Part of Advances in Neural Information Processing Systems 34 (NeurIPS 2021)
Amrutha Saseendran, Kathrin Skubch, Stefan Falkner, Margret Keuper
Variational Autoencoders (VAEs) are powerful probabilistic models to learn representations of complex data distributions. One important limitation of VAEs is the strong prior assumption that latent representations learned by the model follow a simple uni-modal Gaussian distribution. Further, the variational training procedure poses considerable practical challenges. Recently proposed regularized autoencoders offer a deterministic autoencoding framework, that simplifies the original VAE objective and is significantly easier to train. Since these models only provide weak control over the learned latent distribution, they require an ex-post density estimation step to generate samples comparable to those of VAEs.
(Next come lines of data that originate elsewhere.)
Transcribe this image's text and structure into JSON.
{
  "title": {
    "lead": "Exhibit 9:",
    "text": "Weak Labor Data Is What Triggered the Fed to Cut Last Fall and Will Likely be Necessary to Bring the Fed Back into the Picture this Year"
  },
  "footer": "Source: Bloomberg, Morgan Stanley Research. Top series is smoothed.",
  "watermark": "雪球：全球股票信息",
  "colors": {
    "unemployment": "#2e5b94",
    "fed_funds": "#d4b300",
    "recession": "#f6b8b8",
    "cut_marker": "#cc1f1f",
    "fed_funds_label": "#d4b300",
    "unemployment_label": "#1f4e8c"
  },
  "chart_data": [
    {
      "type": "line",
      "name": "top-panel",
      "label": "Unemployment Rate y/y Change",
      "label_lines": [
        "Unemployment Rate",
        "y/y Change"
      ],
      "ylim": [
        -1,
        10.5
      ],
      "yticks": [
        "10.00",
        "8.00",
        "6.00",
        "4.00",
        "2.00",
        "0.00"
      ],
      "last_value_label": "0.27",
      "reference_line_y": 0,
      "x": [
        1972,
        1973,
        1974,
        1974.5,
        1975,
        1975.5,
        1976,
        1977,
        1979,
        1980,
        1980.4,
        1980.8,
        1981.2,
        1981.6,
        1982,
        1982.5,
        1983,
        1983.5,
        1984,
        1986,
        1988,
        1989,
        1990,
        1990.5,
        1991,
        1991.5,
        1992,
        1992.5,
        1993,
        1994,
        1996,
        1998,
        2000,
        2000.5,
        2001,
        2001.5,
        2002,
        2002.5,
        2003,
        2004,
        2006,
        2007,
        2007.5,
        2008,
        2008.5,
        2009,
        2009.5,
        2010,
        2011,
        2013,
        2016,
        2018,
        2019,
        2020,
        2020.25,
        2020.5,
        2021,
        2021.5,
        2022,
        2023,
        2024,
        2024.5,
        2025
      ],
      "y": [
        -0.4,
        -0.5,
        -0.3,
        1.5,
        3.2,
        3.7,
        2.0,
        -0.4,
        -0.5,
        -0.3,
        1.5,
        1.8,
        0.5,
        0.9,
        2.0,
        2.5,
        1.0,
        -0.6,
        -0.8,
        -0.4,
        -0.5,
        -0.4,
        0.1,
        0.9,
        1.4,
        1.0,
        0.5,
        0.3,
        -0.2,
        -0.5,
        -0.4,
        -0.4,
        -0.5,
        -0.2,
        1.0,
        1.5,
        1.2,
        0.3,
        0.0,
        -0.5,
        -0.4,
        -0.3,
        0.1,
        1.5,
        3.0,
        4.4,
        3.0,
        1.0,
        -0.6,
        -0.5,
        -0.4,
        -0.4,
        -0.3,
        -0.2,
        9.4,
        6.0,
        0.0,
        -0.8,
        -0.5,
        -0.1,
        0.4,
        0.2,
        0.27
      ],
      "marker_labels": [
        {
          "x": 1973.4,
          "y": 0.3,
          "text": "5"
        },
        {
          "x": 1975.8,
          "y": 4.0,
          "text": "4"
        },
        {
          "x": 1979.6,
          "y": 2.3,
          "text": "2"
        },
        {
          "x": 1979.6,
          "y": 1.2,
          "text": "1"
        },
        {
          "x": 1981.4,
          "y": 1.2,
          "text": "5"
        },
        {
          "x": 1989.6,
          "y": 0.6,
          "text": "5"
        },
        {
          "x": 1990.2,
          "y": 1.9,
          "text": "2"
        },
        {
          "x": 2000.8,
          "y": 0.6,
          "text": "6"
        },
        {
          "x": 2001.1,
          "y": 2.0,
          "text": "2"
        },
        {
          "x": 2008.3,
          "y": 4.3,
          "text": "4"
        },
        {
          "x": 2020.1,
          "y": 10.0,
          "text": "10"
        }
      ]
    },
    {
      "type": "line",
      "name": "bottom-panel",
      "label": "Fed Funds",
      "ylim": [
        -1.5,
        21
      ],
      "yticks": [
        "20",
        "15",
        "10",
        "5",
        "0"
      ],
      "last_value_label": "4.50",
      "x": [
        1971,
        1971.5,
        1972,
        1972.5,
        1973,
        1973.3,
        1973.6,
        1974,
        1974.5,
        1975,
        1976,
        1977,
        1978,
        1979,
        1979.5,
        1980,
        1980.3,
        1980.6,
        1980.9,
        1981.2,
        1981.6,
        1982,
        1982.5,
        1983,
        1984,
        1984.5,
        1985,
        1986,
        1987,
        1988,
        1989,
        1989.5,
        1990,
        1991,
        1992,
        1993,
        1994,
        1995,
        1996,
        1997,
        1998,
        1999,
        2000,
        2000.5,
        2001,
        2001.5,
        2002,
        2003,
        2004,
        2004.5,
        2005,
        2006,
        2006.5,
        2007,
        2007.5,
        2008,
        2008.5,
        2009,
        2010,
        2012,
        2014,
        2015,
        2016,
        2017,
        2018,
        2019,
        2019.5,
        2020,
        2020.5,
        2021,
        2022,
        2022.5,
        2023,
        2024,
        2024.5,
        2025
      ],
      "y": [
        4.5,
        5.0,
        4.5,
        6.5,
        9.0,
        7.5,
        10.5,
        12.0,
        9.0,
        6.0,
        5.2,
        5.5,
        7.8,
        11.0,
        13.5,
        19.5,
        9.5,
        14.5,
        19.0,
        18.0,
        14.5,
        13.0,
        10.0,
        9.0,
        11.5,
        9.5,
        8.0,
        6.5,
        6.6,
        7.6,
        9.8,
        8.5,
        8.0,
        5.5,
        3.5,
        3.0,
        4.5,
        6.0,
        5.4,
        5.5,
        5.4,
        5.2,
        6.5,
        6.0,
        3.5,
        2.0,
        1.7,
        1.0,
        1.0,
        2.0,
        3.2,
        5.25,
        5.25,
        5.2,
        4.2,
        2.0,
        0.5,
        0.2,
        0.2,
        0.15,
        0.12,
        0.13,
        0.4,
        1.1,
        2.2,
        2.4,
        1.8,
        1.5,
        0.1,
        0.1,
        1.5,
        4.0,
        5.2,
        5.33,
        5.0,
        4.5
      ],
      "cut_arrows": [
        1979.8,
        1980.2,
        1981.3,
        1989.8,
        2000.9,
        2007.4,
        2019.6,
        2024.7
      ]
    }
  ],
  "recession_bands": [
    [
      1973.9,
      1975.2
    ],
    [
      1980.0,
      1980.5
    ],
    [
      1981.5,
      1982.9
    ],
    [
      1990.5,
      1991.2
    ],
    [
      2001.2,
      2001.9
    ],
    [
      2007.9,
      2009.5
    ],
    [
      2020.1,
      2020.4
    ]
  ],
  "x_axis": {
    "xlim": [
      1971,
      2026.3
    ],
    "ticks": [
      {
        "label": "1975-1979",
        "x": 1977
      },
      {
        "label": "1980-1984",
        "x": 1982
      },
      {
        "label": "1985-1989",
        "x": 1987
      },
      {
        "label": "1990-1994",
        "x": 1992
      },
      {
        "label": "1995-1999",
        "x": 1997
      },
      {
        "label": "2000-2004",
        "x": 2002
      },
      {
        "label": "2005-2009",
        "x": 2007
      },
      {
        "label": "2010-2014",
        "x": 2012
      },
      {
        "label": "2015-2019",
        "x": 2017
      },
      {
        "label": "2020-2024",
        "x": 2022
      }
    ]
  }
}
In this paper, we propose a simple and end-to-end trainable deterministic autoencoding framework, that efficiently shapes the latent space of the model during training and utilizes the capacity of expressive multi-modal latent distributions. The proposed training procedure provides direct evidence if the latent distribution adequately captures complex aspects of the encoded data. We show in experiments the expressiveness and sample quality of our model in various challenging continuous and discrete domains. An implementation is available at https://github.com/boschresearch/GMM_DAE.